Вот однажды, лет тридцать назад, я ехал в трамвае. Кто-то наступил мне на ногу, того-то я толкнул. Улыбнулся красавице, уступил место инвалиду, толкнул плечом брезентовый рюкзак. И что? С этими пассажирами трамвая мне никто не предложил встретиться через тридцать лет, чтобы убедиться, что красавица уже того, а тот тип, наступивший на ногу, стал стареньким вежливым профессором. Нет, этого мне никто не предложил.

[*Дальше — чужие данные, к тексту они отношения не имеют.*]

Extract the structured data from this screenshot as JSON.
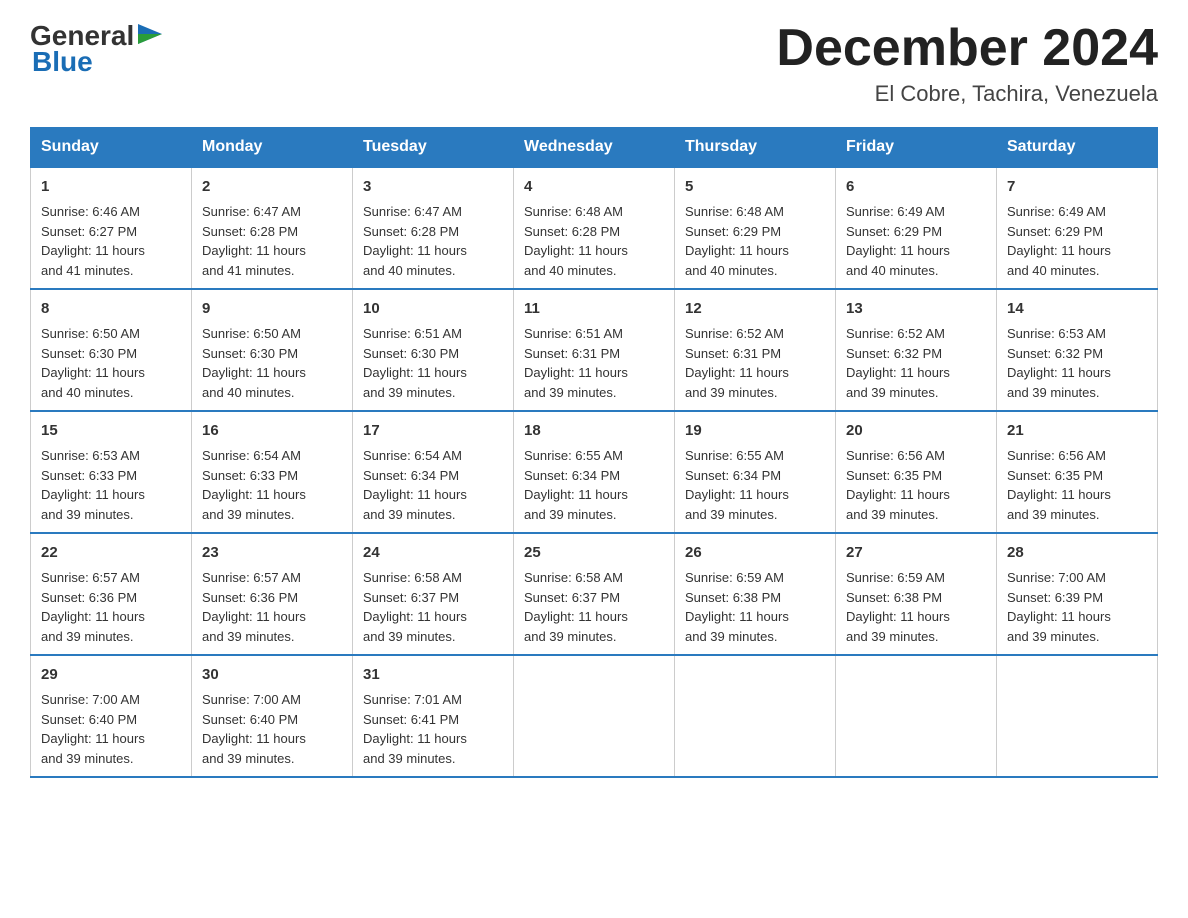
{
  "header": {
    "logo_text_general": "General",
    "logo_text_blue": "Blue",
    "month_title": "December 2024",
    "location": "El Cobre, Tachira, Venezuela"
  },
  "days_of_week": [
    "Sunday",
    "Monday",
    "Tuesday",
    "Wednesday",
    "Thursday",
    "Friday",
    "Saturday"
  ],
  "weeks": [
    [
      {
        "day": "1",
        "sunrise": "6:46 AM",
        "sunset": "6:27 PM",
        "daylight": "11 hours and 41 minutes."
      },
      {
        "day": "2",
        "sunrise": "6:47 AM",
        "sunset": "6:28 PM",
        "daylight": "11 hours and 41 minutes."
      },
      {
        "day": "3",
        "sunrise": "6:47 AM",
        "sunset": "6:28 PM",
        "daylight": "11 hours and 40 minutes."
      },
      {
        "day": "4",
        "sunrise": "6:48 AM",
        "sunset": "6:28 PM",
        "daylight": "11 hours and 40 minutes."
      },
      {
        "day": "5",
        "sunrise": "6:48 AM",
        "sunset": "6:29 PM",
        "daylight": "11 hours and 40 minutes."
      },
      {
        "day": "6",
        "sunrise": "6:49 AM",
        "sunset": "6:29 PM",
        "daylight": "11 hours and 40 minutes."
      },
      {
        "day": "7",
        "sunrise": "6:49 AM",
        "sunset": "6:29 PM",
        "daylight": "11 hours and 40 minutes."
      }
    ],
    [
      {
        "day": "8",
        "sunrise": "6:50 AM",
        "sunset": "6:30 PM",
        "daylight": "11 hours and 40 minutes."
      },
      {
        "day": "9",
        "sunrise": "6:50 AM",
        "sunset": "6:30 PM",
        "daylight": "11 hours and 40 minutes."
      },
      {
        "day": "10",
        "sunrise": "6:51 AM",
        "sunset": "6:30 PM",
        "daylight": "11 hours and 39 minutes."
      },
      {
        "day": "11",
        "sunrise": "6:51 AM",
        "sunset": "6:31 PM",
        "daylight": "11 hours and 39 minutes."
      },
      {
        "day": "12",
        "sunrise": "6:52 AM",
        "sunset": "6:31 PM",
        "daylight": "11 hours and 39 minutes."
      },
      {
        "day": "13",
        "sunrise": "6:52 AM",
        "sunset": "6:32 PM",
        "daylight": "11 hours and 39 minutes."
      },
      {
        "day": "14",
        "sunrise": "6:53 AM",
        "sunset": "6:32 PM",
        "daylight": "11 hours and 39 minutes."
      }
    ],
    [
      {
        "day": "15",
        "sunrise": "6:53 AM",
        "sunset": "6:33 PM",
        "daylight": "11 hours and 39 minutes."
      },
      {
        "day": "16",
        "sunrise": "6:54 AM",
        "sunset": "6:33 PM",
        "daylight": "11 hours and 39 minutes."
      },
      {
        "day": "17",
        "sunrise": "6:54 AM",
        "sunset": "6:34 PM",
        "daylight": "11 hours and 39 minutes."
      },
      {
        "day": "18",
        "sunrise": "6:55 AM",
        "sunset": "6:34 PM",
        "daylight": "11 hours and 39 minutes."
      },
      {
        "day": "19",
        "sunrise": "6:55 AM",
        "sunset": "6:34 PM",
        "daylight": "11 hours and 39 minutes."
      },
      {
        "day": "20",
        "sunrise": "6:56 AM",
        "sunset": "6:35 PM",
        "daylight": "11 hours and 39 minutes."
      },
      {
        "day": "21",
        "sunrise": "6:56 AM",
        "sunset": "6:35 PM",
        "daylight": "11 hours and 39 minutes."
      }
    ],
    [
      {
        "day": "22",
        "sunrise": "6:57 AM",
        "sunset": "6:36 PM",
        "daylight": "11 hours and 39 minutes."
      },
      {
        "day": "23",
        "sunrise": "6:57 AM",
        "sunset": "6:36 PM",
        "daylight": "11 hours and 39 minutes."
      },
      {
        "day": "24",
        "sunrise": "6:58 AM",
        "sunset": "6:37 PM",
        "daylight": "11 hours and 39 minutes."
      },
      {
        "day": "25",
        "sunrise": "6:58 AM",
        "sunset": "6:37 PM",
        "daylight": "11 hours and 39 minutes."
      },
      {
        "day": "26",
        "sunrise": "6:59 AM",
        "sunset": "6:38 PM",
        "daylight": "11 hours and 39 minutes."
      },
      {
        "day": "27",
        "sunrise": "6:59 AM",
        "sunset": "6:38 PM",
        "daylight": "11 hours and 39 minutes."
      },
      {
        "day": "28",
        "sunrise": "7:00 AM",
        "sunset": "6:39 PM",
        "daylight": "11 hours and 39 minutes."
      }
    ],
    [
      {
        "day": "29",
        "sunrise": "7:00 AM",
        "sunset": "6:40 PM",
        "daylight": "11 hours and 39 minutes."
      },
      {
        "day": "30",
        "sunrise": "7:00 AM",
        "sunset": "6:40 PM",
        "daylight": "11 hours and 39 minutes."
      },
      {
        "day": "31",
        "sunrise": "7:01 AM",
        "sunset": "6:41 PM",
        "daylight": "11 hours and 39 minutes."
      },
      null,
      null,
      null,
      null
    ]
  ],
  "labels": {
    "sunrise": "Sunrise:",
    "sunset": "Sunset:",
    "daylight": "Daylight:"
  }
}
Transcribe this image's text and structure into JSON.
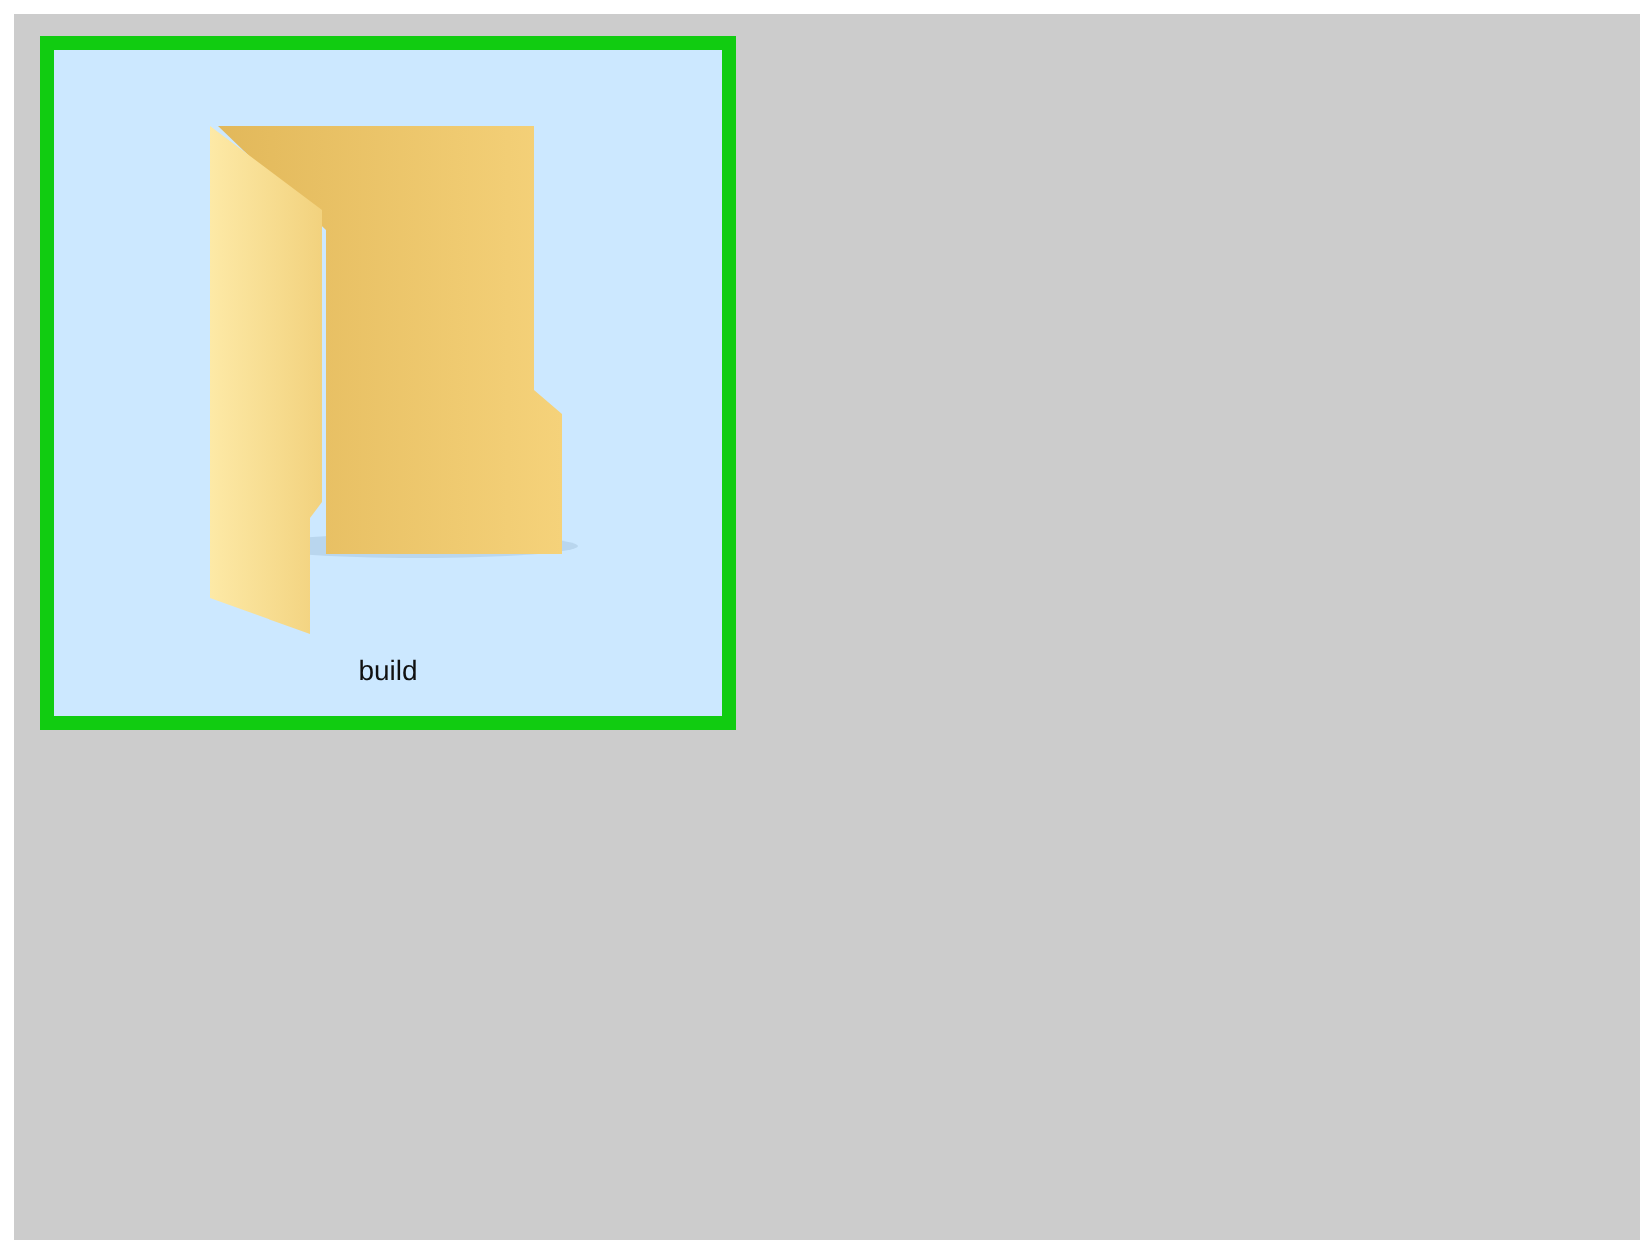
{
  "items": [
    {
      "label": "build",
      "selected": true,
      "highlighted": true
    }
  ]
}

А вот эти-то ведь люди, смахивающие на базарных торговцев, еще дальше по времени отстают от пассажиров. Кто мне они. Фантомы, выпущенные из коробочки короля живописных ужасов И. Босха. Вот кто они. И у каждой женщины отпечаталось на лице и теле вся предыдущая жизнь. Вот толстуха. Ее свиные ноги обтянуты черным блестящим трикотажем. Нина или Зина? Зина! И не понимает, верно, что нельзя было всю жизнь жрать, жрать и жрать. А вот бывшая Кузякина. Хорошо Глеб сказанул, усмехнувшись: «Бывшая Кузякина». Морщинистая щепка. Должно быть, злая, как завистливая сучка. Ох, что же это я, что же?.. Нельзя ведь судить. А тут сужу и не знаю. Сам-то на себя в зеркало глянь! Глядел. Ничего для своих лет. Брюшко, седина. Да, вот глаза тоскливые и морщинки на лбу, как у крестного. Кому они нужны, эти глаза и эти морщинки? Господу Богу? Так он-то знает всю подноготную. Все мои трусости, все мои предательства, все грехи. Ему их и на цифровой носитель не надо записывать: помнит. И воздастся мне. А эти?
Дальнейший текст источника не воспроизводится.